Thirdly, our case is also remarkable because of the association of several dysimmune complications associated with Campylobacter infection, with multivisceral presentation. Cases of reactive arthritis are common in Campylobacter spp., occurring in 0.9-5% of cases, but have rarely been described after fetus subspecies infection.18,19 An average delay of one to four weeks is generally reported between the beginning of the digestive and articular symptoms, but some cases have been described with more than one year of delay. In our observation, skin lesions were more related to erythema nodosum than to cellulitis due to topography evocative of a bilateral lower extremity. The occurrence of erythema nodosum is classic in the aftermath of a Campylobacter gastrointestinal infection but in fact very rarely described, with only one case for C. fetus species.20 These immunological complications in a highly immunocompromised patient are quite remarkable.

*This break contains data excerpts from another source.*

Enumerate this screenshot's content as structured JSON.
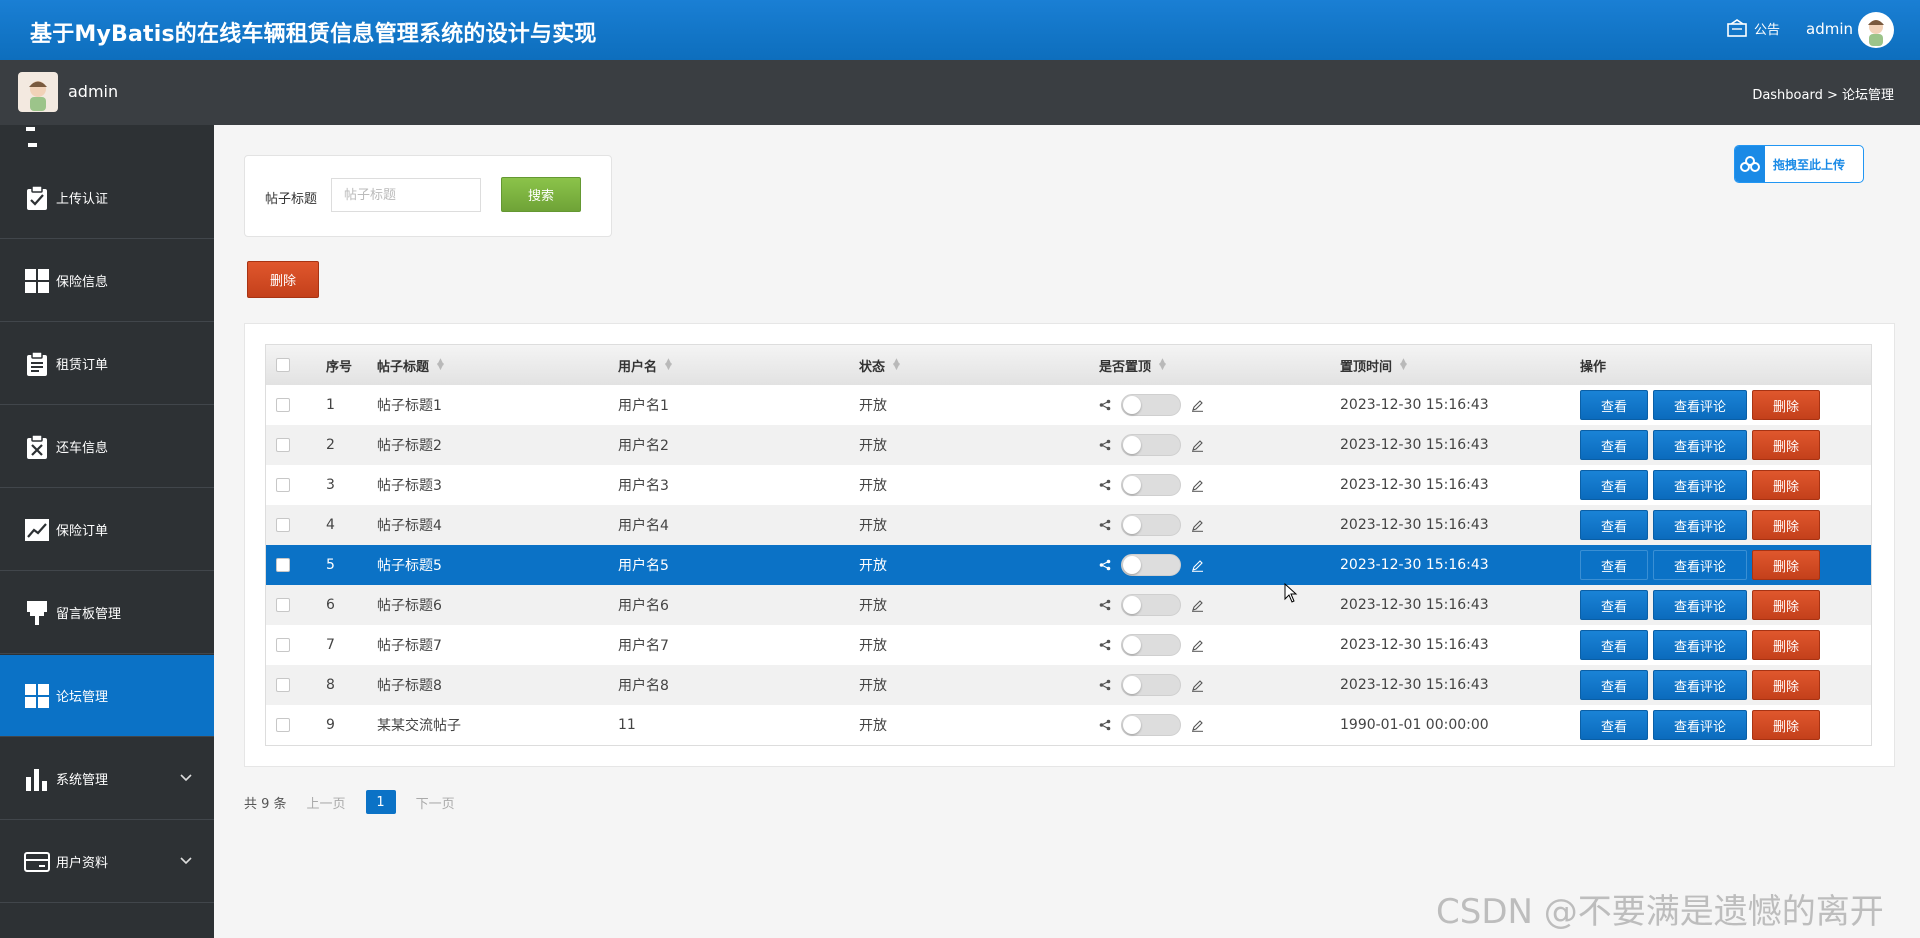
{
  "header": {
    "app_title": "基于MyBatis的在线车辆租赁信息管理系统的设计与实现",
    "notice_label": "公告",
    "admin_name": "admin"
  },
  "subheader": {
    "user_name": "admin",
    "breadcrumb": "Dashboard > 论坛管理"
  },
  "sidebar": {
    "items": [
      {
        "label": "上传认证",
        "icon": "clipboard-check-icon"
      },
      {
        "label": "保险信息",
        "icon": "grid-icon"
      },
      {
        "label": "租赁订单",
        "icon": "clipboard-list-icon"
      },
      {
        "label": "还车信息",
        "icon": "clipboard-x-icon"
      },
      {
        "label": "保险订单",
        "icon": "line-chart-icon"
      },
      {
        "label": "留言板管理",
        "icon": "pin-icon"
      },
      {
        "label": "论坛管理",
        "icon": "grid-icon"
      },
      {
        "label": "系统管理",
        "icon": "bar-chart-icon"
      },
      {
        "label": "用户资料",
        "icon": "card-icon"
      }
    ]
  },
  "search": {
    "label": "帖子标题",
    "placeholder": "帖子标题",
    "button": "搜索"
  },
  "upload_badge": "拖拽至此上传",
  "batch_delete": "删除",
  "table": {
    "headers": {
      "no": "序号",
      "title": "帖子标题",
      "user": "用户名",
      "state": "状态",
      "top": "是否置顶",
      "time": "置顶时间",
      "ops": "操作"
    },
    "rows": [
      {
        "no": "1",
        "title": "帖子标题1",
        "user": "用户名1",
        "state": "开放",
        "time": "2023-12-30 15:16:43"
      },
      {
        "no": "2",
        "title": "帖子标题2",
        "user": "用户名2",
        "state": "开放",
        "time": "2023-12-30 15:16:43"
      },
      {
        "no": "3",
        "title": "帖子标题3",
        "user": "用户名3",
        "state": "开放",
        "time": "2023-12-30 15:16:43"
      },
      {
        "no": "4",
        "title": "帖子标题4",
        "user": "用户名4",
        "state": "开放",
        "time": "2023-12-30 15:16:43"
      },
      {
        "no": "5",
        "title": "帖子标题5",
        "user": "用户名5",
        "state": "开放",
        "time": "2023-12-30 15:16:43"
      },
      {
        "no": "6",
        "title": "帖子标题6",
        "user": "用户名6",
        "state": "开放",
        "time": "2023-12-30 15:16:43"
      },
      {
        "no": "7",
        "title": "帖子标题7",
        "user": "用户名7",
        "state": "开放",
        "time": "2023-12-30 15:16:43"
      },
      {
        "no": "8",
        "title": "帖子标题8",
        "user": "用户名8",
        "state": "开放",
        "time": "2023-12-30 15:16:43"
      },
      {
        "no": "9",
        "title": "某某交流帖子",
        "user": "11",
        "state": "开放",
        "time": "1990-01-01 00:00:00"
      }
    ],
    "ops": {
      "view": "查看",
      "comment": "查看评论",
      "delete": "删除"
    }
  },
  "pager": {
    "total": "共 9 条",
    "prev": "上一页",
    "current": "1",
    "next": "下一页"
  },
  "watermark": "CSDN @不要满是遗憾的离开",
  "colors": {
    "primary": "#0b72c6",
    "danger": "#c4401b",
    "success": "#6fa337",
    "sidebar": "#2d3134"
  }
}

Finally, the evolution of our case was favorable under macrolide then fluoroquinolone antibiotic therapy, whereas prolonged intravenous betalactamine treatment was not successful, although the antibiogram data suggested the in vitro efficacy of beta-lactams associated with beta-lactamase inhibitor. This can be explained by the lack of penetration of the latter at the digestive Peyer plates. Campylobacter spp. bacteremia mortality ranges from 2 to 28% in retrospective series,2–11 with several series reporting a death rate greater than 15%.2,3,5 The lack of appropriate antibiotic treatment is found as an independent factor of mortality,2 although the evolution seems to be favorable for most untreated or inadequately treated patients.7,11

As a conclusion, Campylobacter spp. bacteremia is predominant in immunocompromised patients with infections of digestive origin and is responsible for significant mortality and potentially disabling immunological complications that clinicians should be aware of. Very few observations describe these events for the fetus subspecies. Our case is also characterized by the presence of multiple splenic abscesses and a regressive liver injury under treatment. Microbiological diagnosis may be a challenge given the frequent negativity of stool cultures and the difficulties in individualizing the bacteria on blood culture, especially in cases of concomitant antibiotic prescription. However, microbiological diagnosis remains crucial insofar as antibiotic therapy adapted to the antibiogram data seems to reduce mortality in this context.

The patient has given signed consent for publication. Written consent is available by request.